News Feed › Forums › Vegetables › Genetics and nutrient density, disease resistence › Reply To: Genetics and nutrient density, disease resistence
Julia DakinMemberMarch 1, 2023 at 9:30 am010164
Hi Benny, Great question. Recently I had a look through the entire Johnny’s catalog. I circled everything that was a hybrid. I should go back and get an exact ratio of Hybrid to OP/Heirloom, but it was something like 90% Hybrid, with some types (like cauliflower) being 100% hybrid.
That just shows you the demand for Hybrids (consider Hybrid tomatoes being more disease resistant than Brandywines with are often dead by midsummer without major intervention). People want the hybrid vigor, but can’t tolerate the diversity from an actual diverse population. Everything needs to ripen at the same time, look exactly the same, taste the same, always stay true to type. That requires inbreeding. OP sounds great, right? But it’s OP within a very narrow population. In some cases no new genetics have been introduced for 70 years, and no matter how large the breeding population size, that’s still inbred because there’s no diversity. If there was, they wouldn’t all look the same.
So these seed companies you mentioned are stuck selling inbred heirloom varieties or Hybrids because they have to.

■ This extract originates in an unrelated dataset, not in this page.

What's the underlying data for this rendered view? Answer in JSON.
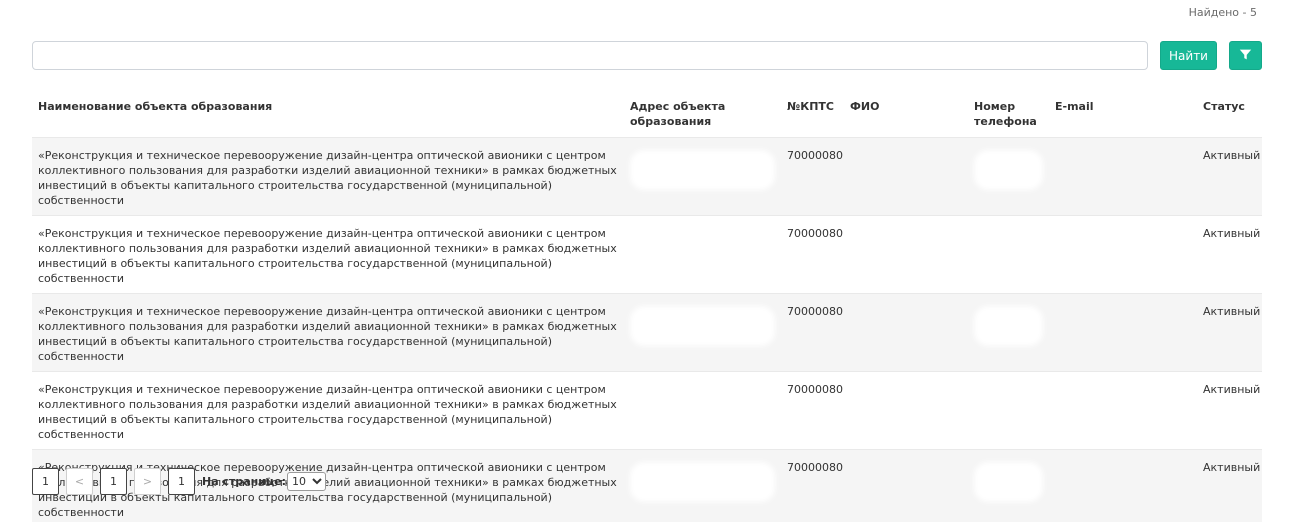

Farmers are stuck too, unless they can convince their customers to accept some genetic diversity. Gardeners are not stuck technically, but they’ve been told their entire lives to keep varieties to keep things ‘true to type’ before saving seed. So they are stuck in the purity mindset.
I would just like to throw this out there– seed companies and farmers feel stuck with a dichotomy– inbred or hybrid. But that doesn’t mean inbreeding isn’t a giant problem in our food system, and that needs to be addressed in a thoughtful way in regenerative agriculture, probably starting with the consumer. And commercial hybrids aren’t the solution, because of all the reasons we know about.
Ok enough from me! I’d love to hear about your customers. Do you think they would tolerate a Maxima squash population that looks like this? These are all selected for being early, delicious, and vigorous. But they’re all allowed to look different.
But also there are ways to increase diversity without sacrificing all consistency. This squash population is a little extreme 🙂 Would your customers keep coming back because your produce is more more delicious? How would a wholesaler feel?
I suspect we have both short term and long term work, in every level of our food system, to start addressing this….. Regen ag would be a great place to start.